Il affirme également que des représentants de la Royal Air Maroc leur ont dit que « quelqu’un viendrait pour les autres passagers ». Pourtant, personne, selon ses dires, ne les a abordés alors qu’ils étaient « environ 50 passagers libériens dans la même situation ». Eugene Fahngon, qui jusque-là voyageait avec son passeport classique, sort son passeport diplomatique et exige des explications.

« Un responsable de RAM est venu me proposer de me loger dans un hôtel. Mais j’ai refusé de quitter mes concitoyens sans qu’une solution ne soit trouvée. Comme ces personnes ne pouvaient pas rentrer sur le territoire marocain, car elles n’avaient pas de visa, j’ai proposé qu’elles soient logées dans l’hôtel de l’aéroport. Mais pour une raison que j’ignore, cela ne nous a jamais été proposé », raconte-t-il.

Les représentants de la RAM décident alors d’ouvrir le salon lounge de la compagnie afin d’y loger les passagers libériens. Mais, selon Eugene Fahngon, « il n’y avait cependant pas assez de place pour que les 50 personnes puissent dormir sur un siège, allongées ». A 4 heures du matin, de l’eau et de la nourriture sont offertes avant le service, à 8 heures, d’un petit-déjeuner . Une solution est alors trouvée et les passagers embarquent pour le vol 10 heures en direction Monrovia.

Lost in datation

Mais, le plus intriguant dans la version avancée par le ministre libérien, c’est sa datation des faits. A France 24, il affirme que « la scène s’est déroulée dans la nuit du 17 au 18 juillet ». Or, interrogé par TelQuel le 19 août, soit le jour de la diffusion de la vidéo-polémique sur les réseaux sociaux, un responsable de la RAM nous avait affirmé que l’enregistrement était vieux de « deux mois ». Le lendemain, soit le 20 août, la compagnie indiquait via communiqué que la scène avait eu lieu le 10 août.

Comme l’indique France 24, reprenant les données aériennes de sites spécialisés, « le vol du 17 juillet est répertorié sans heure d’arrivée, un signe que celui-ci a été annulé, tout comme celui du 10 août ». Le même incident aurait donc pu se produire à deux reprises au cours du même été. Aux yeux de l’officiel Libérien, « ce communiqué montre simplement que Royal Air Maroc ne souhaite pas répondre à nos questions, et va jusqu’à confondre les incidents ».

Plus d’un mois après l’incident, Eugene Fahngon ne décolère pas. « J’ai personnellement fait un rapport à mon ministère [de l’Information, NDLR] ainsi qu’au ministère des Transports, et je suis en train d’évaluer avec mon avocat si je vais personnellement mener une action en justice », assure-t-il. Pour lui, ils ont été traités « comme des animaux ».

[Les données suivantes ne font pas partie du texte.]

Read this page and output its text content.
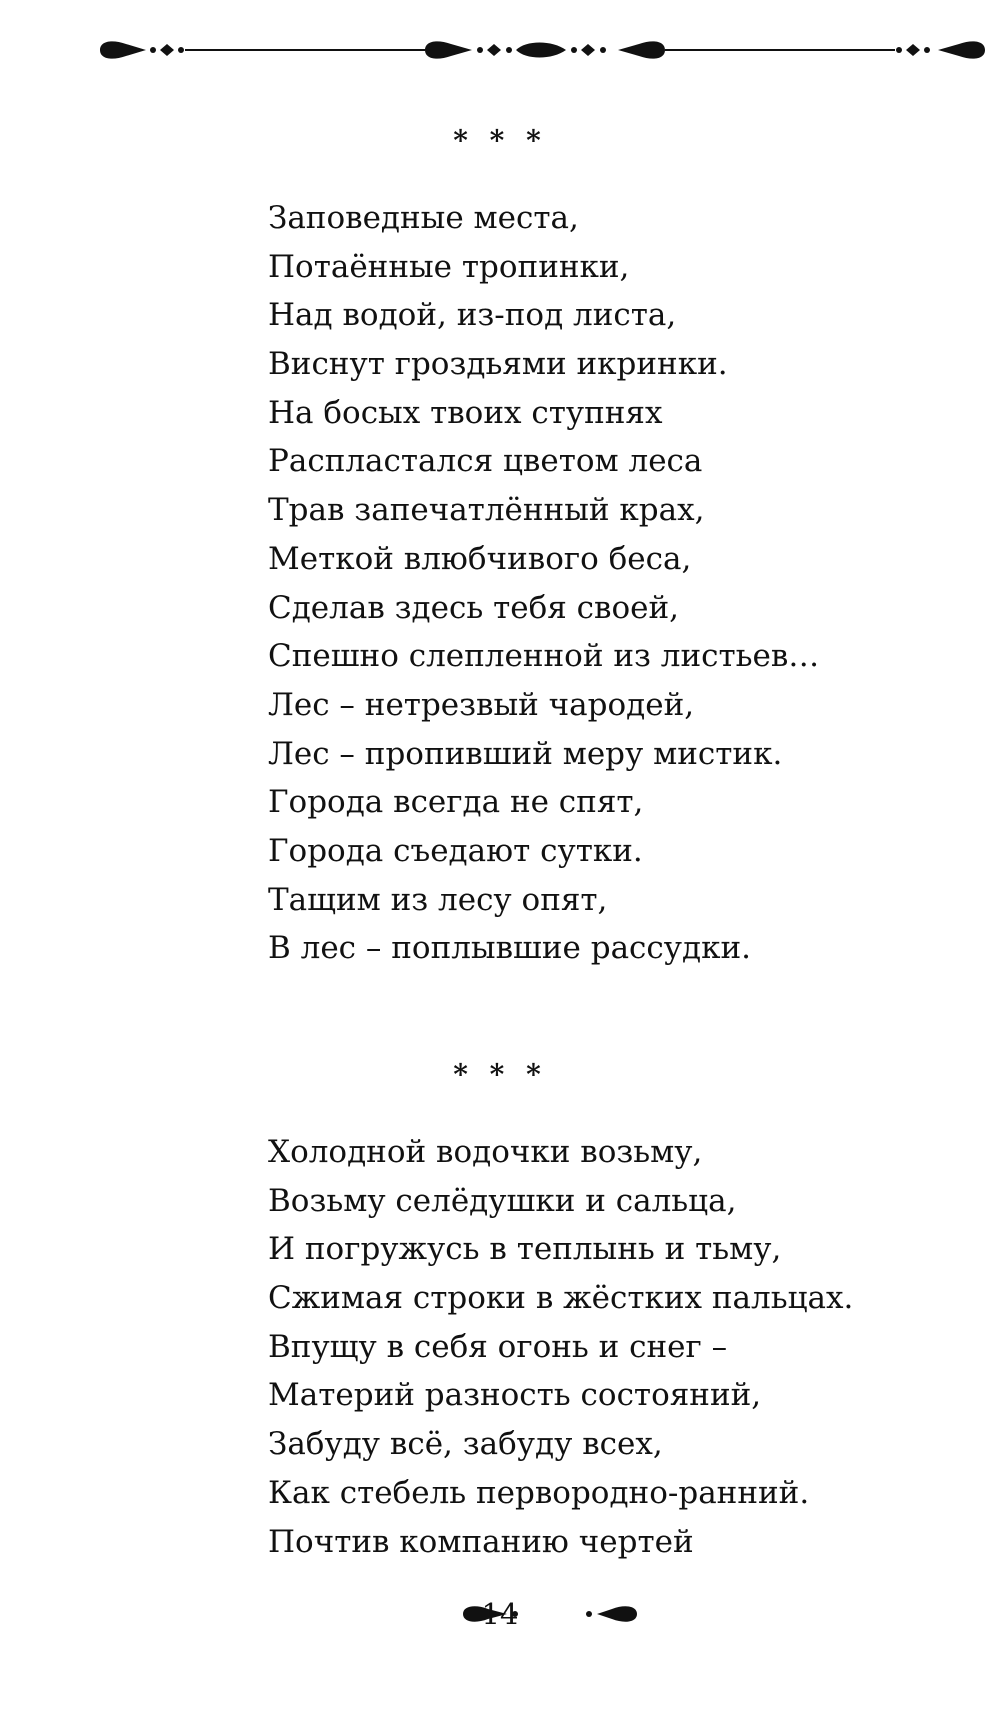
* * *
Заповедные места,
Потаённые тропинки,
Над водой, из-под листа,
Виснут гроздьями икринки.
На босых твоих ступнях
Распластался цветом леса
Трав запечатлённый крах,
Меткой влюбчивого беса,
Сделав здесь тебя своей,
Спешно слепленной из листьев…
Лес – нетрезвый чародей,
Лес – пропивший меру мистик.
Города всегда не спят,
Города съедают сутки.
Тащим из лесу опят,
В лес – поплывшие рассудки.
* * *
Холодной водочки возьму,
Возьму селёдушки и сальца,
И погружусь в теплынь и тьму,
Сжимая строки в жёстких пальцах.
Впущу в себя огонь и снег –
Материй разность состояний,
Забуду всё, забуду всех,
Как стебель первородно-ранний.
Почтив компанию чертей
14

Le 20 août, la compagnie aérienne nationale – qui a connu un été noir en raison de tensions sociales entre la direction et ses pilotes – avait « réfuté les allégations de traitement discriminatoire ». Elle expliquait alors qu’une cinquantaine de passagers n’avaient effectivement pas pu quitter la zone internationale de l’aéroport de Casablanca, « faute de visa, les citoyens libériens étant soumis à l’obligation de visa pour accéder au territoire marocain. »

La compagnie indiquait avoir « pris en charge ces derniers passagers au sein de l’aéroport, en leur assurant l’hébergement et la restauration dans le salon Oasis et le salon du Terminal 3 ». « Dix passagers de diverses nationalités, dont des Libériens disposant de la double nationalité américaine » ont quant à eux été acheminés vers des hôtels de Casablanca, ceux-ci n’étant pas « soumis à l’obligation de visa ».